My reasons for quitting overeating must be stronger than my reasons for doing the overeating. This is tough. Whenever I'm with my daughter Emily and Paul, I want to overeat like they do. In myself, I know I want to not be overweight and I want to be healthier all the time, even preferably have "Ultrahealth" and excellent numbers for weight, blood pressure, lipids, and I certainly don't want to go back to being the "old Shelley" who got angry all the time, as my other daughter Amy says I did. I want to be a better person, and I don't want to overspend on food. It's really hard for me to take control when I'm anywhere around food. I let it control me sometimes and I mustn't let it do that. Instead, must remember my weight loss goals, and work on them all the time. That means I have to keep those weight loss goals waaaaaaay up high in my priority list and that means I have to be assertive at times when I'm usually not at all assertive, and try to work on that as well.

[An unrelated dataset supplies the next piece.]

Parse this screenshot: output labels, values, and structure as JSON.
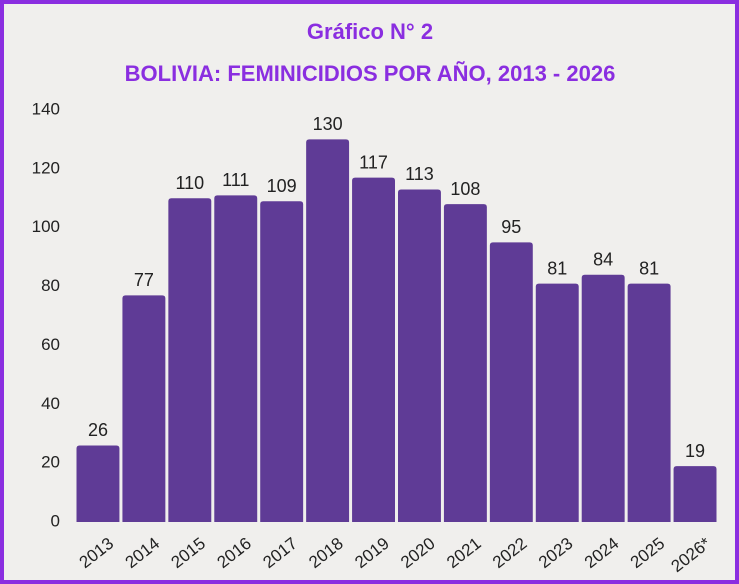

Stress is often a trigger for all kinds of addictions. Yes, but I have a host of other triggers as well: 1. Seeing a food I have and like, and knowing how great it will taste to relieve a little craving I have. 2. A long list of foods are known triggers for me, especially salty or sweet foods like salty nuts, chocolate, cheese curls, french fries, breads, wines and drinks, cheeses, nut butters, mayonnaise, butters, creams, nachos, potato chips, and more. 3. Knowing I have a food in the refrigerator or pantry that's definitely going to taste delicious, whether the reason for eating is caused by an ongoing hunger, loneliness, what-the-hell and damn the consequences sheer opportunism, I don't know. 4. Emotionally soothing eating, aka comfort eating (?), sometimes happens after any kind of tense exchange, instead of getting soothed without eating.
When my genes and environment make me want to eat, it's hard to put on the brakes, and something I will have to work hard to continue to make an effort to do. Guess it's like any addiction.